Le Sénégal est tellement proche du Mali qu’on a été un même pays dans le cadre de la Fédération du Mali. Quand le Mali tousse, le Sénégal éternue. C’est pourquoi je consacre souvent ces lignes au Mali, qui n’a jamais été aussi mal en point. Le Mali est en train de perdre la guerre contre les jihadistes en ignorant une donnée fondamentale dont les jihadistes ont fait leur plus grand allié : le temps. Le temps, cet allié si puissant qui a permis au Talibans, grâce à l’usure, de venir à bout de la force expéditionnaire américaine. Le temps qui a permis au Viet Minh de venir à bout des Français lors de la première guerre du Viet Nam (une guerre de décolonisation) et de la deuxième guerre du Viet Nam (guerre froide) contre les Américains.

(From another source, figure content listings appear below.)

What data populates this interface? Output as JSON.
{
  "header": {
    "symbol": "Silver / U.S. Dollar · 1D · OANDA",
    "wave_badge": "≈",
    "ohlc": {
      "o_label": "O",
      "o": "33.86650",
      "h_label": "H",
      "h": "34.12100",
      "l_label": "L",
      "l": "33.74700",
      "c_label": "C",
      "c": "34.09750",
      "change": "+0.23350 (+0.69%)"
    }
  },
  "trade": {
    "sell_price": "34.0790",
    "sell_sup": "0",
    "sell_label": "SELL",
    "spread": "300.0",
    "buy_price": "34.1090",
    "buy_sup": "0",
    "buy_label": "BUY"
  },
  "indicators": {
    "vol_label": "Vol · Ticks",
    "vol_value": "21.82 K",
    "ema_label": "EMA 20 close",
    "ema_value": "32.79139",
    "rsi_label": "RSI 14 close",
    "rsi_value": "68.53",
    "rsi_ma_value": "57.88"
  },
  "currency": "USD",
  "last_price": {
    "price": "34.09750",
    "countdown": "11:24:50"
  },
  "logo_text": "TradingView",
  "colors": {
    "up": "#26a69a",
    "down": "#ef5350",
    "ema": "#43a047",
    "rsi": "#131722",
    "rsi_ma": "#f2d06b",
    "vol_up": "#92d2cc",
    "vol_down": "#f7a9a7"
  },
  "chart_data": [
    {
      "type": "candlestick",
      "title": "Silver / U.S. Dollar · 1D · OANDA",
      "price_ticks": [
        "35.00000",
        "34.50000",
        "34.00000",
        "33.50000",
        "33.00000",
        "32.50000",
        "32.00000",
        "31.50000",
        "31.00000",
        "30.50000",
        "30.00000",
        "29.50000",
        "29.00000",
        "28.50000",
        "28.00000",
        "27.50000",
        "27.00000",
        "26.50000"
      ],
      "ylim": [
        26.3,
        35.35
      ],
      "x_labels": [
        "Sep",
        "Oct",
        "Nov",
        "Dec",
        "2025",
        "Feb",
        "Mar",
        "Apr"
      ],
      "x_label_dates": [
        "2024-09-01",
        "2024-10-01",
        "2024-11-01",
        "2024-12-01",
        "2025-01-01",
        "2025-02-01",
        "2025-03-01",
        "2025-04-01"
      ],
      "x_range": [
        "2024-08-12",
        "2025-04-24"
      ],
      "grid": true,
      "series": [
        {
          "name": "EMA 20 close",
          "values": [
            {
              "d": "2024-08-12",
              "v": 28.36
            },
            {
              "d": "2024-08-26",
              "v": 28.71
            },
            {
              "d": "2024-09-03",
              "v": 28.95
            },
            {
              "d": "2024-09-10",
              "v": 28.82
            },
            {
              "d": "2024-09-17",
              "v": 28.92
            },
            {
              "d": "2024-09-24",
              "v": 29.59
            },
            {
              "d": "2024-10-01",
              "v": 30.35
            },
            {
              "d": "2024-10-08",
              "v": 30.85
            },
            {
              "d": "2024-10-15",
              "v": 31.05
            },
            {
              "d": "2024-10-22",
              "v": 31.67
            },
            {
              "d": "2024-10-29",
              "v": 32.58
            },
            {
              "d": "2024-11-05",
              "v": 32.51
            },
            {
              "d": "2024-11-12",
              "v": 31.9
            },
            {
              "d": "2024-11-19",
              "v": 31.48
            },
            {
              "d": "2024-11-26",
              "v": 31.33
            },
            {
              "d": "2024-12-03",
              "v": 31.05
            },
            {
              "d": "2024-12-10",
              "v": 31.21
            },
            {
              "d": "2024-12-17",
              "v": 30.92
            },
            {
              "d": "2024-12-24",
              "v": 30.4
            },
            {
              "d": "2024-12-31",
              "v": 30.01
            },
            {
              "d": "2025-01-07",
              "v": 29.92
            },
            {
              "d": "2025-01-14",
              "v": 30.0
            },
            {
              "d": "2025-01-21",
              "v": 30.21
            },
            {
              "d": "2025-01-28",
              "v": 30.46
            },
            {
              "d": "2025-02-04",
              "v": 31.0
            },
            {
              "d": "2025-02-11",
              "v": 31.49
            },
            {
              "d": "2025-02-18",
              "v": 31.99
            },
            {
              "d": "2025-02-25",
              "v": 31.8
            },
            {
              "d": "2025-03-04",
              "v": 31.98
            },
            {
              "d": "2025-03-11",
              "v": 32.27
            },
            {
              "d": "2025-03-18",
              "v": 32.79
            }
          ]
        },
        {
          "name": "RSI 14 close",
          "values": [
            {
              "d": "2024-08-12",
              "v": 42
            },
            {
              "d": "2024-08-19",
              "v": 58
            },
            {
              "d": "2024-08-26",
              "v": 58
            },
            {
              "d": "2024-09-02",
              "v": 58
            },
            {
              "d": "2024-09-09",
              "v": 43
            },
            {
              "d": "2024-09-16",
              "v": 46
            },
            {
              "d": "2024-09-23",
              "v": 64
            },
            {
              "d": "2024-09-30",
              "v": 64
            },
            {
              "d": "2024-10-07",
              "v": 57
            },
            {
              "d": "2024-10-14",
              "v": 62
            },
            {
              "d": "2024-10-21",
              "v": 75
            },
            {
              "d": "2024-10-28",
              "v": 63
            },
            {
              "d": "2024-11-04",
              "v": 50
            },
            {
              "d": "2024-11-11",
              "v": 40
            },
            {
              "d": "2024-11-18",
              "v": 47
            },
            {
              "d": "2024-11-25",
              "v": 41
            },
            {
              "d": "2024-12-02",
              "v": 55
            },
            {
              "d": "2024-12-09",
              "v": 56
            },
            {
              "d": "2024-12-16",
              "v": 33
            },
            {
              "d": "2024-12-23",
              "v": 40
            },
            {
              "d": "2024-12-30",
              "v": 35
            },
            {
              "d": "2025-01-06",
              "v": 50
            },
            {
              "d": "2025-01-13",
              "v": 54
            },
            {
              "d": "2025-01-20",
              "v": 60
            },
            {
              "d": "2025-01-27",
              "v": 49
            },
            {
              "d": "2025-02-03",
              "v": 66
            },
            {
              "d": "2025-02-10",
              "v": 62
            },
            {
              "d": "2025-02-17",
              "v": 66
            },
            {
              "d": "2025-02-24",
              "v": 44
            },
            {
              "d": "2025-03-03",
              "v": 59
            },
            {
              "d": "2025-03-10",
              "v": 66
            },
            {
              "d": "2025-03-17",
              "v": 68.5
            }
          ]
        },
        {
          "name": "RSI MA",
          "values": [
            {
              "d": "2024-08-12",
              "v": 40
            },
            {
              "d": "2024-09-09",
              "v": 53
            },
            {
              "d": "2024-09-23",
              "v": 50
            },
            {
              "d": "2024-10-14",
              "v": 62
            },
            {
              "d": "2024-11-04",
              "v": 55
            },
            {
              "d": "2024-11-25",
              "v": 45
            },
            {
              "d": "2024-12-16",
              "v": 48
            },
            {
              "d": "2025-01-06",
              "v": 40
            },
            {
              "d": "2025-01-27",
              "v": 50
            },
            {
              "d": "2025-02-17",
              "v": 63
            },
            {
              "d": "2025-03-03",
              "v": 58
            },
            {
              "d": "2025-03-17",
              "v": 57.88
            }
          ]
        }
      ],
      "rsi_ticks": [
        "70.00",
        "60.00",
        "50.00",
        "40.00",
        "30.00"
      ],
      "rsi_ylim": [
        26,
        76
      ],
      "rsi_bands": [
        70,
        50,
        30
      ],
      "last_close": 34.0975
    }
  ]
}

Les Maliens se sont appropriés leur passé glorieux avec Soundiata, Kankan Moussa, d’où leur si grand orgueil. Mais il est temps qu’ils s’approprient aussi le grand enseignement de Saint Augustin, l’évêque d’Hippone (devenue Annaba en Algérie) qui nous apprend que «le temps ne chôme pas». Et à Bamako, où l’on va de transition en transition et de coup d’Etat en coup d’Etat, on ne semble pas avoir compris que le temps joue contre l’intégrité du Mali, et même contre la survie du Mali.
Les jihadistes qui ont compris «qu’il ne faut jamais interrompre un adversaire qui se trompe», comme dit Napoléon, se contentent d’observer les combats fratricides à Bamako, qui leur facilitent la tâche, car à ce rythme, le Mali va tomber tout seul. Heureux comme les jihadistes au Mali, qui sirotent tranquillement leur thé dans le désert, en attendant que par lassitude, l’Onu plie bagage, ou, par alternance politique ou par une exigence de l’opinion, que la France se retire, alors que Bamako aura fini de s’épuiser dans des luttes politico militaires.
Le Mali est en train de perdre la guerre en négligeant la donnée la plus fondamentale du conflit : le temps. Bamako aurait dû, dès le début, profiter de la présence du parapluie international pour reconstruire son armée, et se préparer à faire face après le départ de la force expéditionnaire. Contre tout bon sens politique ou militaire, le Mali a fait l’inverse. Ce qui fait que depuis près de dix ans, le pays n’a jamais été aussi instable politiquement, et son armée très politisée, n’a jamais été aussi faible car les militaires, au lieu de veiller sur l’intégrité du territoire, veillent sur celle de leurs prébendes à Bamako.
Autant le coup contre Ibrahim Boubacar Keïta pourrait être qualifié de coup d’Etat militaire, autant celui contre Bah Ndaw est un coup politicien, qui montre que le Mali vient de rejoindre le club des pays comme l’Algérie et la Guinée Bissau, où «l’armée a son Etat», alors que dans un pays normal c’est l’Etat qui a son armée.
Le Mali vit une situation dramatique qui résulte de l’écart abyssal entre la gravité de la situation du pays et l’insouciance des élites politiques et militaires maliennes. Comme Néron, qui jouait de la musique pendant que Rome brûlait, Bamako fait du grand Soumou politique alors que le Mali se meurt à petit feu.